At issue was a nonbinding resolution passed by the city's board of supervisors in 2006 that condemned a church policy preventing Catholic-affiliated social service agencies from placing adoptive children with gay couples, the San Francisco Chronicle reports. Cardinal William Levada (pictured, right), the former archbishop of San Francisco and head of the Vatican's Congregation for the Doctrine of the Faith, issued a decree prohibiting such placements by Catholic Charities. He said that allowing same-sex couples to adopt children "would actually mean doing violence to these children."

In response, the board passed a resolution, sponsored by then-supervisor Tom Ammiano (pictured, left), himself Catholic and gay, calling the order "hateful and discriminatory" as well as urging the local Catholic Charities branch and Levada's successor as San Francisco archbishop, George Niederauer, to disregard it.

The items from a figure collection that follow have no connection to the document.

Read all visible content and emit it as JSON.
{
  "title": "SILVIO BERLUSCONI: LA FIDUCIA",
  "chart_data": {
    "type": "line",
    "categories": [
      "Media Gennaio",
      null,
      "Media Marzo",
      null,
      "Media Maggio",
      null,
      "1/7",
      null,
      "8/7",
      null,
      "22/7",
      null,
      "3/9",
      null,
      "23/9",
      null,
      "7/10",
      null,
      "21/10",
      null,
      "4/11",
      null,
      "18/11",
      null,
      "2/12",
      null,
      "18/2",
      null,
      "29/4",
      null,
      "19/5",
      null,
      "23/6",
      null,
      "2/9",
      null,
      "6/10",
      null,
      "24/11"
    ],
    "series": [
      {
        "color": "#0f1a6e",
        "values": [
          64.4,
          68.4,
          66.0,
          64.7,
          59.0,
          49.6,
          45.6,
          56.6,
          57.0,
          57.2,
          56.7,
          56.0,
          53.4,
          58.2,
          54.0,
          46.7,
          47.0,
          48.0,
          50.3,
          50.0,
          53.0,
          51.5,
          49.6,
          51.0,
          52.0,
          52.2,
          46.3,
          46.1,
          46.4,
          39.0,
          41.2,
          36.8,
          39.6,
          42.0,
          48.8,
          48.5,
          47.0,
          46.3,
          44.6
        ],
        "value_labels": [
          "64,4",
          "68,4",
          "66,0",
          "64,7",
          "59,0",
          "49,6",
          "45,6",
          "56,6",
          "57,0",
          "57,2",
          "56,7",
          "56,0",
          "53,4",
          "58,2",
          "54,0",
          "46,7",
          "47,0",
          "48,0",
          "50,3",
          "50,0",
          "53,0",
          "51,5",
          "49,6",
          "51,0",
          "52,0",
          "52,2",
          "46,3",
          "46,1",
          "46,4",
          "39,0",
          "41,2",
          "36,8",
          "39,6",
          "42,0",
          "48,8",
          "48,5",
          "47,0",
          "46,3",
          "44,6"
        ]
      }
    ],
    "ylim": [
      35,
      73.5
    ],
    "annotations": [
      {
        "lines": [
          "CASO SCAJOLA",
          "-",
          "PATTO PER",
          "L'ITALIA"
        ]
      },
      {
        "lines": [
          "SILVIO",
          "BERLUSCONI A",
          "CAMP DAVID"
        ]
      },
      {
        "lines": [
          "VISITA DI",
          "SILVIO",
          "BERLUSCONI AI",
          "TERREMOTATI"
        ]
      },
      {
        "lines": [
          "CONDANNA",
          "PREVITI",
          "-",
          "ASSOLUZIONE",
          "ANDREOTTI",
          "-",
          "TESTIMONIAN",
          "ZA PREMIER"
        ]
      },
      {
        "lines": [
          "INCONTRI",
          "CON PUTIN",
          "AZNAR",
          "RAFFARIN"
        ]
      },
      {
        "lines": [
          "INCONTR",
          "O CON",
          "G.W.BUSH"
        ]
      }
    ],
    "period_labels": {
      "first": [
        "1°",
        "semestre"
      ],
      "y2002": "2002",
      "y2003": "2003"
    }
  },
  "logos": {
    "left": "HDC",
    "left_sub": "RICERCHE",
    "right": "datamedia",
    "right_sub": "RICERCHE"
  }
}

Catholic Charities, however, stopped providing adoption services altogether.

The Catholic League for Religious and Civil Rights, headed by William Donohue, and several individual Catholics filed a federal lawsuit calling on the city to repeal the resolution, which they said violated the U.S. Constitution's neutrality requirement. The ninth circuit U.S. court of appeals rejected the suit last year, and the Supreme Court declined Monday, without comment, to hear a further appeal.

Ammiano, now a California state assemblyman, told the Chronicle the resolution targeted not the church in general but "statements that are ignorant, particularly when it comes to the lesbian [and] gay community and children." Donohue, meanwhile, said the suit, though dismissed, had the effect of lowering the "level of vitriol and hostile remarks from the board of supervisors," whom he described as "notorious anti-Catholic bigots."